From their ever-skeptical fan base. From the always-wary members of the local and national media. Even from the occupants of front offices throughout the land, who kept asking, What the heck are the Orioles doing?
Well now we have our answer, don’t we? Now we know, says the Orioles’ executive vice president of baseball operations, Dan Duquette.
They were just biding their time. That’s all.
You knew that all along, right?
The Plan was always to sign someone like Ubaldo Jimenez, for something like four years and 50 million Angelos family dollars.
The Plan was always to add another arm, along the lines of this week’s other big Orioles addition, Korean star Suk-Min Yoon.
It just took awhile. Like a really, really, really long while.

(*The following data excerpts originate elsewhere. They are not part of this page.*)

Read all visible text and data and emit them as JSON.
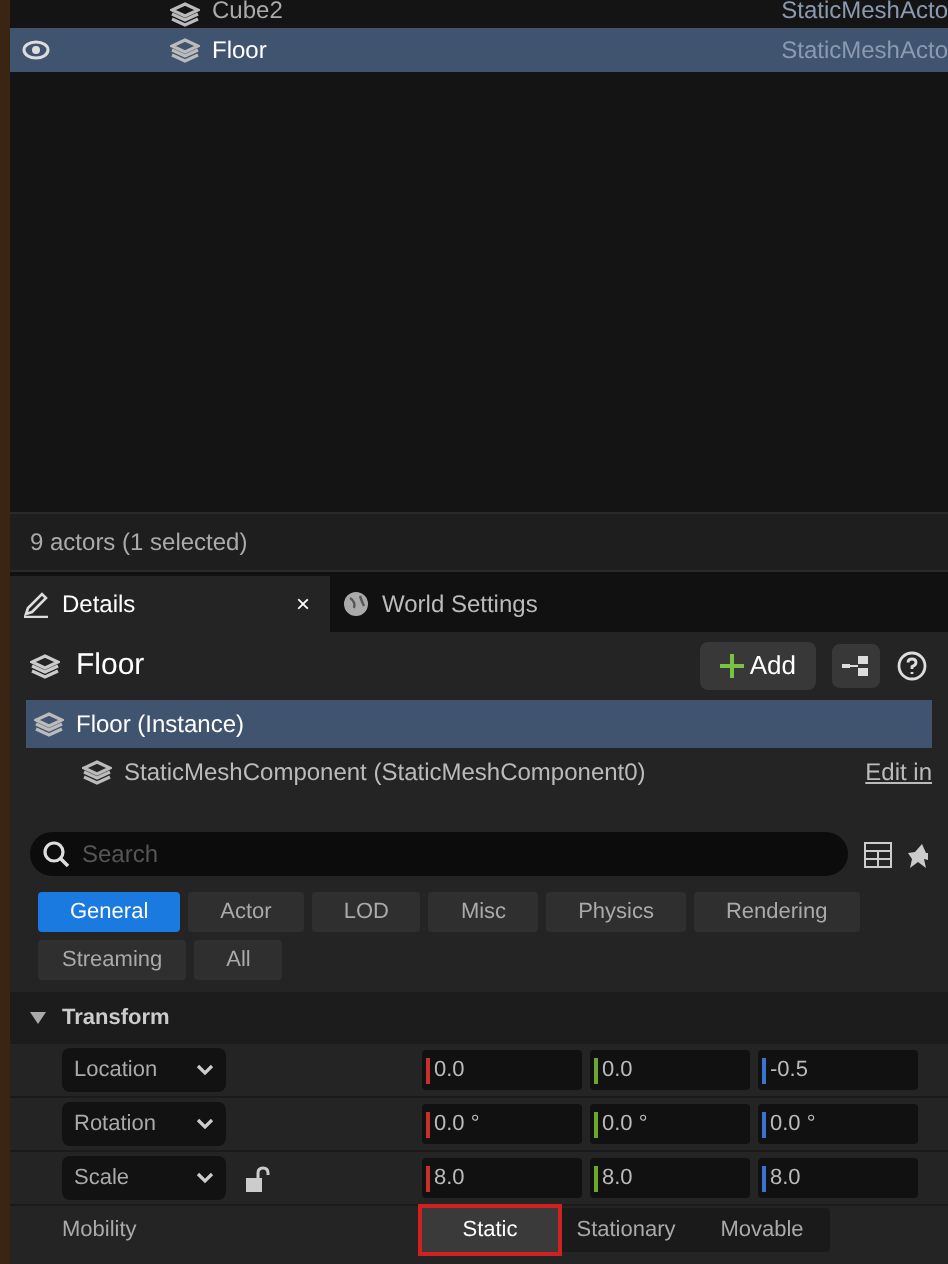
{
  "outliner": {
    "rows": [
      {
        "label": "Cube2",
        "type": "StaticMeshActo",
        "selected": false,
        "visible": false
      },
      {
        "label": "Floor",
        "type": "StaticMeshActo",
        "selected": true,
        "visible": true
      }
    ],
    "status": "9 actors (1 selected)"
  },
  "tabs": [
    {
      "label": "Details",
      "selected": true,
      "close": "×"
    },
    {
      "label": "World Settings",
      "selected": false
    }
  ],
  "details": {
    "title": "Floor",
    "add_button": "Add",
    "components": [
      {
        "label": "Floor (Instance)",
        "selected": true
      },
      {
        "label": "StaticMeshComponent (StaticMeshComponent0)",
        "selected": false,
        "link": "Edit in "
      }
    ],
    "search": {
      "placeholder": "Search"
    },
    "filters": [
      {
        "label": "General",
        "selected": true
      },
      {
        "label": "Actor",
        "selected": false
      },
      {
        "label": "LOD",
        "selected": false
      },
      {
        "label": "Misc",
        "selected": false
      },
      {
        "label": "Physics",
        "selected": false
      },
      {
        "label": "Rendering",
        "selected": false
      },
      {
        "label": "Streaming",
        "selected": false
      },
      {
        "label": "All",
        "selected": false
      }
    ],
    "section": {
      "label": "Transform",
      "expanded": true
    },
    "properties": [
      {
        "label": "Location",
        "lock": false,
        "values": [
          "0.0",
          "0.0",
          "-0.5"
        ]
      },
      {
        "label": "Rotation",
        "lock": false,
        "values": [
          "0.0 °",
          "0.0 °",
          "0.0 °"
        ]
      },
      {
        "label": "Scale",
        "lock": true,
        "values": [
          "8.0",
          "8.0",
          "8.0"
        ]
      }
    ],
    "mobility": {
      "label": "Mobility",
      "options": [
        {
          "label": "Static",
          "selected": true,
          "highlighted": true
        },
        {
          "label": "Stationary",
          "selected": false,
          "highlighted": false
        },
        {
          "label": "Movable",
          "selected": false,
          "highlighted": false
        }
      ]
    }
  }
}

So that was their story Thursday, the day they announced the signing of Jimenez amid major live-TV-back-to-Baltimore hoopla. And they were sticking to it. But why not?
It might have taken nearly a week into spring training for the Orioles’ key offseason acquisitions to start rolling in; but in a way, Duquette said, it actually works out better that way.

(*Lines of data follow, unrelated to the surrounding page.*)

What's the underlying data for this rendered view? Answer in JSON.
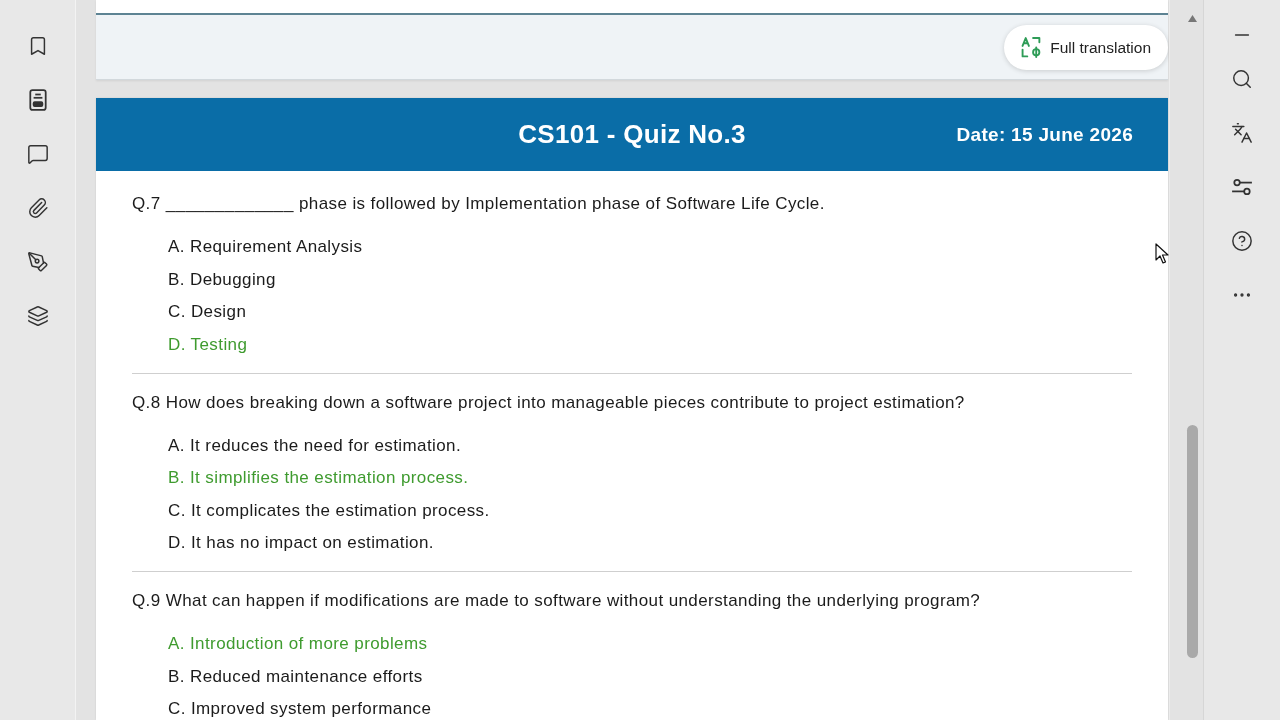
{
  "top_page": {
    "translate_button": {
      "label": "Full translation"
    }
  },
  "quiz": {
    "title": "CS101 - Quiz No.3",
    "date": "Date: 15 June 2026",
    "questions": [
      {
        "text": "Q.7 _____________ phase is followed by Implementation phase of Software Life Cycle.",
        "options": [
          {
            "label": "A. Requirement Analysis",
            "correct": false
          },
          {
            "label": "B. Debugging",
            "correct": false
          },
          {
            "label": "C. Design",
            "correct": false
          },
          {
            "label": "D. Testing",
            "correct": true
          }
        ]
      },
      {
        "text": "Q.8 How does breaking down a software project into manageable pieces contribute to project estimation?",
        "options": [
          {
            "label": "A. It reduces the need for estimation.",
            "correct": false
          },
          {
            "label": "B. It simplifies the estimation process.",
            "correct": true
          },
          {
            "label": "C. It complicates the estimation process.",
            "correct": false
          },
          {
            "label": "D. It has no impact on estimation.",
            "correct": false
          }
        ]
      },
      {
        "text": "Q.9 What can happen if modifications are made to software without understanding the underlying program?",
        "options": [
          {
            "label": "A. Introduction of more problems",
            "correct": true
          },
          {
            "label": "B. Reduced maintenance efforts",
            "correct": false
          },
          {
            "label": "C. Improved system performance",
            "correct": false
          }
        ]
      }
    ]
  }
}
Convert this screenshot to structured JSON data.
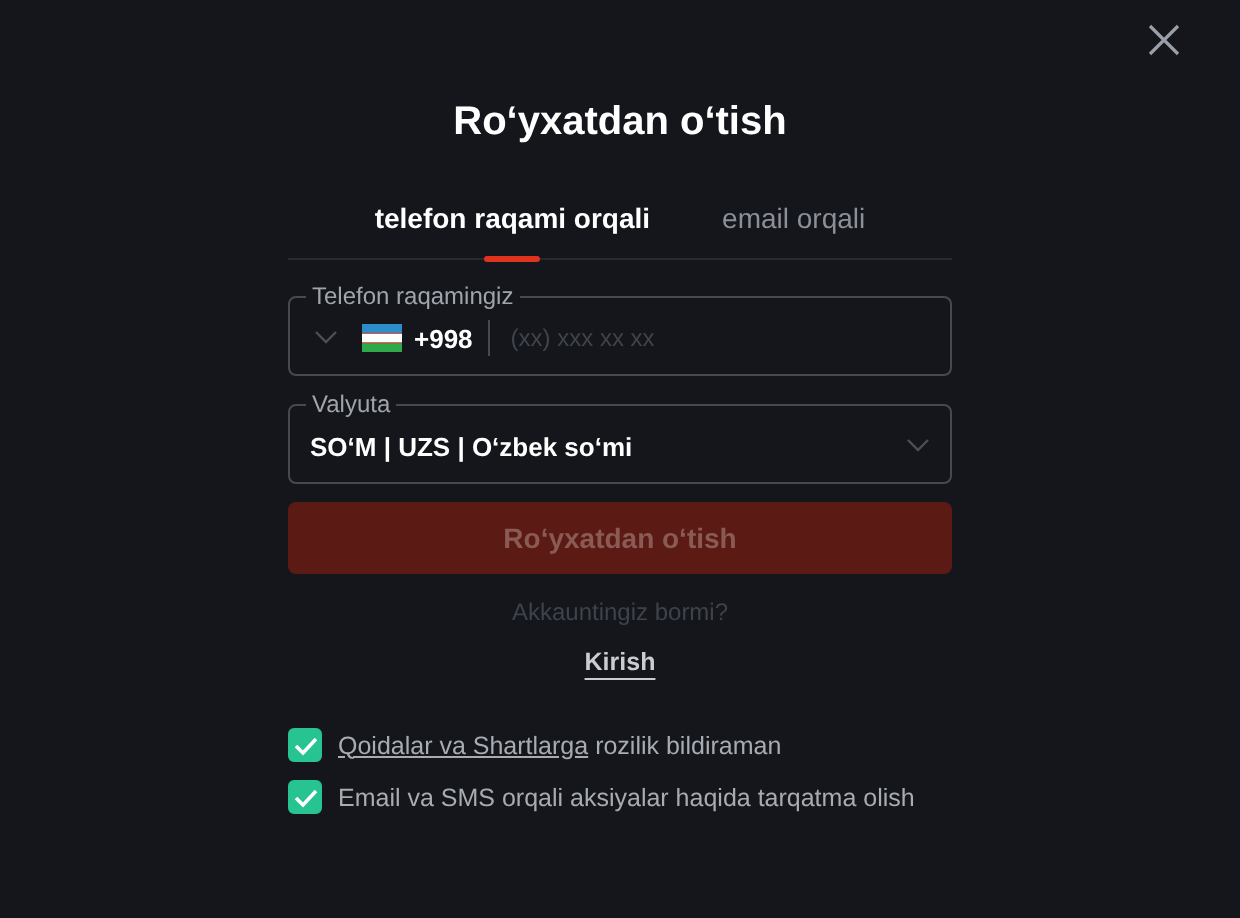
{
  "title": "Ro‘yxatdan o‘tish",
  "tabs": [
    {
      "label": "telefon raqami orqali",
      "selected": true
    },
    {
      "label": "email orqali",
      "selected": false
    }
  ],
  "phone": {
    "label": "Telefon raqamingiz",
    "code": "+998",
    "placeholder": "(xx) xxx xx xx"
  },
  "currency": {
    "label": "Valyuta",
    "value": "SO‘M | UZS | O‘zbek so‘mi"
  },
  "submit": {
    "label": "Ro‘yxatdan o‘tish",
    "disabled": true
  },
  "login_prompt": "Akkauntingiz bormi?",
  "login_link": "Kirish",
  "checkboxes": [
    {
      "link": "Qoidalar va Shartlarga",
      "text": "rozilik bildiraman",
      "checked": true
    },
    {
      "text": "Email va SMS orqali aksiyalar haqida tarqatma olish",
      "checked": true
    }
  ]
}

“If we went out and we signed these players in October or November,” Duquette said, “people would be saying: ‘The Orioles are addressing their needs. They’re being aggressive. They’re adding good starting pitching. They’re ramping up their team for a run at the title.’ OK?
“Well, we didn’t sign them in October. But by waiting, we got contracts with these players that are good for the market, that are good for the team. And people understand that we are building our team and ramping it up to be a contending team this year.”
Well, whether people actually understand it or not, he’s still right about that. The Orioles are better and deeper today than they were a week ago. They needed to add pitching if they were going to survive another journey through the AL East minefield. And at least they’ve done that.
They were even willing to give up their first-round draft pick, and the slot money that goes with it, to do it. And their willingness to do that, Duquette said, tells us something about their priorities that we didn’t know for sure a week ago.
Losing that pick “is always a consideration,” he said. “But getting dependable starting pitching is very important.”
So, Duquette added, “do we want to be giving up all our draft picks every year? No. That’s not something we want to be doing long term. But we’ve made a conscious choice to do that this year, to put the resources into our pitching staff [because of] the core players we have. We thought that was the right choice to make.”
That, of course, would be a reference to another of our famous media storylines about the Orioles these days -- their dwindling window to win right now, before they can no longer afford “core players” like Matt Wieters and Chris Davis, who can be free agents in two years and have Scott Boras as their agent.
Suddenly, with their payroll blowing past $100 million after the Jimenez signing, keeping all of these players would seem to be getting more challenging by the minute. But Duquette said simply: “I would say we want to have a competitive team, year-in, year-out. And we’re going to do what we have to do to accomplish that. ... But we have to do it within the resources of this team and this market.”
So there you go. They’re going to do what they have to do. It would be safe to say that for most of this winter, the citizens of Baltimore weren’t so sure of that. But two significant free-agent signings later -- with the possibility of another down the road (hello, Kendrys Morales?) – it turns out they always did have a Plan.
And so, a wry smile formed on Duquette’s face when one of his media admirers asked him Thursday how difficult a winter he’d just been through.
“You mean the snow?” Duquette quipped. “Oh. You mean the cold.”